Ethnicity and nationality

Mugs and cups

It would make for a great casual dinner conversation.  Give a pair of words and note the thing that makes them different.  Or a drinking game if you live in a fraternity where everything is a drinking game.

My favorite couplet:  Great Britain vs the United Kingdom.  The latter contains Northern Ireland while the former does not.

Understanding the nuances between words that look like synonyms, but aren’t quite the same, will come in handy as the discussion around universal healthcare heats up with the coming political season.  It might not matter much if you know whether your road is solid (cement) or includes stone, rock and sand as well (concrete), but it may matter a lot what someone actually has in mind when they advocate for a ‘single payer system.’

The Medicare for All Act of 2019 (HR 1384) making its way through the House – not going anywhere in this Senate – is one such animal.  It is a single payer proposal, but a specific form of such.  And the details matter.  This proposal is radical, even by global standards, for a single payer model.

It is funded at a fixed amount allocated by Congress, has no role for private insurance nor any regional governance.  Further, it has no patient cost sharing – no participation in the premium, no co-pay, no deductible, no co-insurance.  It also has a very broad scope of coverage, including dental, vision and long-term care benefits.

It probably should be renamed ‘Medicaid for All’ because, but for everything being controlled at the federal level, it functions more like Medicaid than Medicare.  But that label doesn’t play as well in the marketing campaign, does it?

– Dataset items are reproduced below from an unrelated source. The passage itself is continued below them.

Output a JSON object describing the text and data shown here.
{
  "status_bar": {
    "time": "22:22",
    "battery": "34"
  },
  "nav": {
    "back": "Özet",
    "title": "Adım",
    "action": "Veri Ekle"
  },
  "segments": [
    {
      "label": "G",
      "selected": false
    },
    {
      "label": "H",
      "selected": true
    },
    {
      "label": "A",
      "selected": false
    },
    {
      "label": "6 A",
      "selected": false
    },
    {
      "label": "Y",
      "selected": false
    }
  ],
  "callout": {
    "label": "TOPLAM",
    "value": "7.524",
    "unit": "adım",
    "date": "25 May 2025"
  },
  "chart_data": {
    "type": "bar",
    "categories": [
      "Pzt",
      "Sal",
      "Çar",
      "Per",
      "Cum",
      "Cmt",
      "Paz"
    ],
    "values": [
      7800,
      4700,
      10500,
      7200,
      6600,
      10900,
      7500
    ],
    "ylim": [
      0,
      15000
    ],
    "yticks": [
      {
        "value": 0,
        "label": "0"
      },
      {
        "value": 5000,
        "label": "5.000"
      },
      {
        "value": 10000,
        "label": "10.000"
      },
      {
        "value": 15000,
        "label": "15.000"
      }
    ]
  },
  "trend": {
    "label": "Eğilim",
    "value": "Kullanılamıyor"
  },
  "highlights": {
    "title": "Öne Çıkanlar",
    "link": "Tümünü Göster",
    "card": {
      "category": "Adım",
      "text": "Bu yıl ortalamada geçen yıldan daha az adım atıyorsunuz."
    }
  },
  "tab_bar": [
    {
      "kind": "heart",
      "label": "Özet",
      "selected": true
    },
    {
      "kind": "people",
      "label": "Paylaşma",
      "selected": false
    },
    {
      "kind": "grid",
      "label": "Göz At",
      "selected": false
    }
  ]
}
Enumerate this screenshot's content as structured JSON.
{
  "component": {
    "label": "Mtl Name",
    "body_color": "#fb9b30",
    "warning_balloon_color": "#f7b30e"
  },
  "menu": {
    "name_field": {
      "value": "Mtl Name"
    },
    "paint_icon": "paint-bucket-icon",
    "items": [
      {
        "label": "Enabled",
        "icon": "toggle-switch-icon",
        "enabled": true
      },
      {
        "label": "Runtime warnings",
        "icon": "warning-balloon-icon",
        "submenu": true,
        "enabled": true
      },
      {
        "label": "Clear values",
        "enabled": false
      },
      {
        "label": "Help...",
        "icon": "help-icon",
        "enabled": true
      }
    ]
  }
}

I’ll call my sparkling wine ‘champagne’ even if it was not made in that specific region of France because it just sounds better.

Canada, the idea that comes to mind for most people when you say, ‘single payer’ – maybe because it is the one other country most people can find on a map – does not have a single national insurance system.  Provincial governments receive per capita grants that they administer within the federal rules.

The Commonwealth Fund did an analysis of the ‘single payer system’ in 12 high-income countries.  There is variation across several dimensions – policy setting, administration, benefits coverage, and patient cost sharing.

Yes, they are all far more government driven than we are currently, but as with ‘ethnicity’ vs. ‘nationality,’ at times the subtle differences matter a lot.  Just a little tip in case you want to press in a little deeper in coming days as this idea gets tossed around.